The chart below is from an article I found on Grizzle.com. It depicts a forecast for hemp revenue in the U.S. derived from CBD sales. If CGM could capture a 1.0% market share in CY 2020, that would be an impressive $28 million in revenue. Striving to attain just 1.0% of the U.S. market is not overly aggressive and leaves plenty of room for winning perhaps 1.5% or 2.0% of the market in 2021/2022.
Another toll-processing opportunity is being pursued in Arizona (“AZ“). CGM is still negotiating, but the plan is to send biomass from its Illinois crop there. With the help of consultants, one or two of whom might join CGM on a full-time basis, management is learning a great deal about hemp processing.
Next quarter, there’s potential for $2 – $3 million in gross revenue by selling distillate produced from toll milling biomass in Arizona. Combined, 1Q revenue from NC + AZ could amount to $4.0 to $5.5 million. In addition to a number of business risks, a noteworthy risk factor to keep in mind is timing. Delays in the sales cycle are commonplace and probably should be expected.
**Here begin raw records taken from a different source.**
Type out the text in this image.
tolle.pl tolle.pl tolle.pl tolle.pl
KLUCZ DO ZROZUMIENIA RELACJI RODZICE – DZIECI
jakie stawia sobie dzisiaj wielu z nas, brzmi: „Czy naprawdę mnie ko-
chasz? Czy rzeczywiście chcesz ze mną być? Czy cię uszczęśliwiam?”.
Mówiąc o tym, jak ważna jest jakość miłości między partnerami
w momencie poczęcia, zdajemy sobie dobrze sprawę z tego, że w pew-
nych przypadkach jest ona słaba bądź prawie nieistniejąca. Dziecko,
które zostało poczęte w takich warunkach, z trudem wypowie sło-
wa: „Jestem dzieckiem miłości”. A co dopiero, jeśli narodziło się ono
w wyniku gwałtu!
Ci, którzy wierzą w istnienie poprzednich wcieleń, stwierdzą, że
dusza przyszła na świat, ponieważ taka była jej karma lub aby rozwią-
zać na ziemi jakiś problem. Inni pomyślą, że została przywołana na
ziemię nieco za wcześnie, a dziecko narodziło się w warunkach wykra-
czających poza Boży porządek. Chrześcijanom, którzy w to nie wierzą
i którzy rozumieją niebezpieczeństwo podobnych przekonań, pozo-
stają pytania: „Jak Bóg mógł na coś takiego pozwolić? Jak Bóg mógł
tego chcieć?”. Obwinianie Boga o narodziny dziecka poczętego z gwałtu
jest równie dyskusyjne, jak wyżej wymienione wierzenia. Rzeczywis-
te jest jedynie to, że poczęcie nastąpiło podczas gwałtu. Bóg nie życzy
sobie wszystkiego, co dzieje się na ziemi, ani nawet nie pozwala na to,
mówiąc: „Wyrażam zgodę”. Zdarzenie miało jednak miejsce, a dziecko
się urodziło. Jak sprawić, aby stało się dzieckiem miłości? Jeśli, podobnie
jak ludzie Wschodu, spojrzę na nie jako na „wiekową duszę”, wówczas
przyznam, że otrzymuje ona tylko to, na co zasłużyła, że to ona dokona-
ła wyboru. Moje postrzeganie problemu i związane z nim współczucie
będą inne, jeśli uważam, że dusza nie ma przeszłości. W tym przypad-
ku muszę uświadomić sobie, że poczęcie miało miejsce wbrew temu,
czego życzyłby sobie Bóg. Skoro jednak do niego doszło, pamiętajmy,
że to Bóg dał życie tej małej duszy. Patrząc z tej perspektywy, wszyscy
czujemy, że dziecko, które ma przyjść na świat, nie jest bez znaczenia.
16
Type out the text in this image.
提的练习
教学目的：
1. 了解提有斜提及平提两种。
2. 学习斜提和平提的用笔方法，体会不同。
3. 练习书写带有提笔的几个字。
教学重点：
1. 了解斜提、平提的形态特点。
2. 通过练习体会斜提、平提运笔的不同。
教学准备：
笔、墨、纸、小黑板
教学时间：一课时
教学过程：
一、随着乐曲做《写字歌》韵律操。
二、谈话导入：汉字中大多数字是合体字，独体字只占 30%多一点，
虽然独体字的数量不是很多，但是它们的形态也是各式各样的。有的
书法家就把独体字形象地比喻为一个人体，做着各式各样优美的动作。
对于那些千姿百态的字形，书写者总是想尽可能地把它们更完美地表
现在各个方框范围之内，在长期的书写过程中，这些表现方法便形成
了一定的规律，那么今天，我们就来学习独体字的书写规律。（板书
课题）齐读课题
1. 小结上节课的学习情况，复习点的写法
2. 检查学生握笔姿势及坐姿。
Sourcing biomass, testing it, safely processing it into multiple products, transporting, warehousing, delivering customer samples and the resulting sale of finished goods takes time; months not weeks. There’s a chance the sales cycle will take one or two months longer than expected. During this multiple-month process, prices could move significantly down or up.
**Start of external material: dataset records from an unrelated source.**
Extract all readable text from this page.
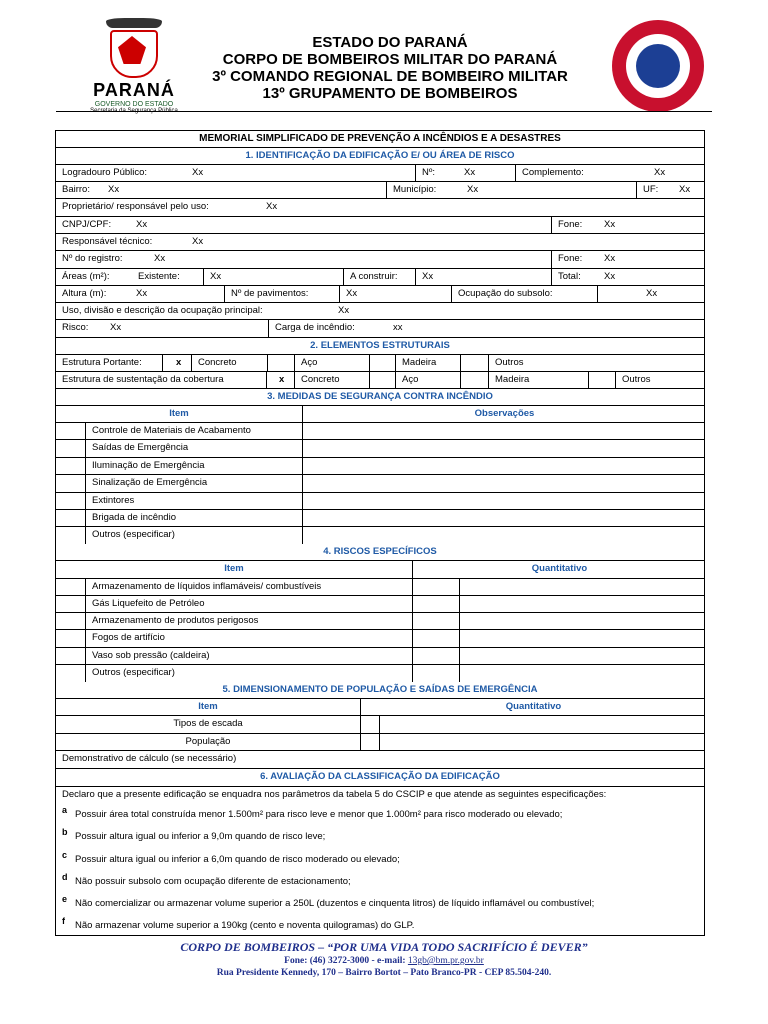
PARANÁ
GOVERNO DO ESTADO
Secretaria da Segurança Pública
ESTADO DO PARANÁ
CORPO DE BOMBEIROS MILITAR DO PARANÁ
3º COMANDO REGIONAL DE BOMBEIRO MILITAR
13º GRUPAMENTO DE BOMBEIROS
MEMORIAL SIMPLIFICADO DE PREVENÇÃO A INCÊNDIOS E A DESASTRES
1. IDENTIFICAÇÃO DA EDIFICAÇÃO E/ OU ÁREA DE RISCO
Logradouro Público:	Xx	Nº:	Xx	Complemento:	Xx
Bairro: Xx	Município:	Xx	UF: Xx
Proprietário/ responsável pelo uso:	Xx
CNPJ/CPF:	Xx	Fone: Xx
Responsável técnico:	Xx
Nº do registro:	Xx	Fone: Xx
Áreas (m²):	Existente:	Xx	A construir:	Xx	Total: Xx
Altura (m):	Xx	Nº de pavimentos:	Xx	Ocupação do subsolo:	Xx
Uso, divisão e descrição da ocupação principal:	Xx
Risco: Xx	Carga de incêndio:	xx
2. ELEMENTOS ESTRUTURAIS
Estrutura Portante:	x	Concreto	Aço	Madeira	Outros
Estrutura de sustentação da cobertura	x	Concreto	Aço	Madeira	Outros
3. MEDIDAS DE SEGURANÇA CONTRA INCÊNDIO
Item	Observações
Controle de Materiais de Acabamento
Saídas de Emergência
Iluminação de Emergência
Sinalização de Emergência
Extintores
Brigada de incêndio
Outros (especificar)
4. RISCOS ESPECÍFICOS
Item	Quantitativo
Armazenamento de líquidos inflamáveis/ combustíveis
Gás Liquefeito de Petróleo
Armazenamento de produtos perigosos
Fogos de artifício
Vaso sob pressão (caldeira)
Outros (especificar)
5. DIMENSIONAMENTO DE POPULAÇÃO E SAÍDAS DE EMERGÊNCIA
Item	Quantitativo
Tipos de escada
População
Demonstrativo de cálculo (se necessário)
6. AVALIAÇÃO DA CLASSIFICAÇÃO DA EDIFICAÇÃO
Declaro que a presente edificação se enquadra nos parâmetros da tabela 5 do CSCIP e que atende as seguintes especificações:
a Possuir área total construída menor 1.500m² para risco leve e menor que 1.000m² para risco moderado ou elevado;
b Possuir altura igual ou inferior a 9,0m quando de risco leve;
c Possuir altura igual ou inferior a 6,0m quando de risco moderado ou elevado;
d Não possuir subsolo com ocupação diferente de estacionamento;
e Não comercializar ou armazenar volume superior a 250L (duzentos e cinquenta litros) de líquido inflamável ou combustível;
f Não armazenar volume superior a 190kg (cento e noventa quilogramas) do GLP.
CORPO DE BOMBEIROS – “POR UMA VIDA TODO SACRIFÍCIO É DEVER”
Fone: (46) 3272-3000 - e-mail: 13gb@bm.pr.gov.br
Rua Presidente Kennedy, 170 – Bairro Bortot – Pato Branco-PR - CEP 85.504-240.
CEO Gupta and his board are assessing the pros & cons of buying significant interests in, or fully acquiring, tier 1 extraction assets in the U.S. If done well, processing margins can be fairly high, predictable & steady. Readers should note that 2019 was a painful year for hemp cultivation / extraction operations in much of North America. Many newly-minted hemp farmers will not be back at it again in 2020. This should be supportive of biomass and finished product prices next Fall.
The companies that have survived, with strong financial capabilities, are now poised to thrive. Next year is a clean slate. Companies like CGM will take the valuable lessons learned to strategize with high-caliber new hires and industry consultants to move forward in a prudent manner.
CEO Gupta believes that quarterly revenue could reach $10 million+ in 2H 2020. Compare that to CGM’s Enterprise Value of ~$15 million. Therefore, if management can execute on 2020 initiatives, the company is valued at under 1x 2020 (prospective) revenue, with positive EBITDA virtually from the start.
Six months ago I hoped that CGM would be generating around $20 million of revenue spread over 4Q 2019 & 1Q 2020, mostly from hemp seed propagation (now on hold). So, revenue is coming a month or two later, and probably will ramp up slower, but I truly believe the risk is meaningfully lower as well. Shares, which traded as high as C$0.79, are now quoted at C$0.29.
If/when #cannabis / #hemp / #MSO / #LPs / #extraction companies come back to life (will we see a January-February bounce after tax-loss selling in December?), there will be fewer viable names attracting investment dollars, perhaps 1/3 or 1/4 fewer companies to choose from.
Companies like MedMen, down 81%, TILT, down 91%, Zenabis Global, -97%, Emerald Health, -93%, CannTrust, down 92%, Harborside, -88%, Mjardin Group, -96%, Sunniva Inc., -96%, DionyMed Brands, (halted), -99%+ … the list goes on and on. Will these names rebound? Most probably won’t.
Small companies with clean balance sheets, access to ample cash liquidity, and minimal or no debt, will be in a great position to outperform. For CGM, revenue growth next decade should be very strong.
If margins are as good as I think they might be (no guidance yet), California Gold Mining Inc. (CSE: CGM) / (OTCQB: CFGMF) could be a compelling investment opportunity. Companies trading at under 3x 2020e revenue (CGM could be under 1x 2020 revenue) will likely become highly sought after takeout targets.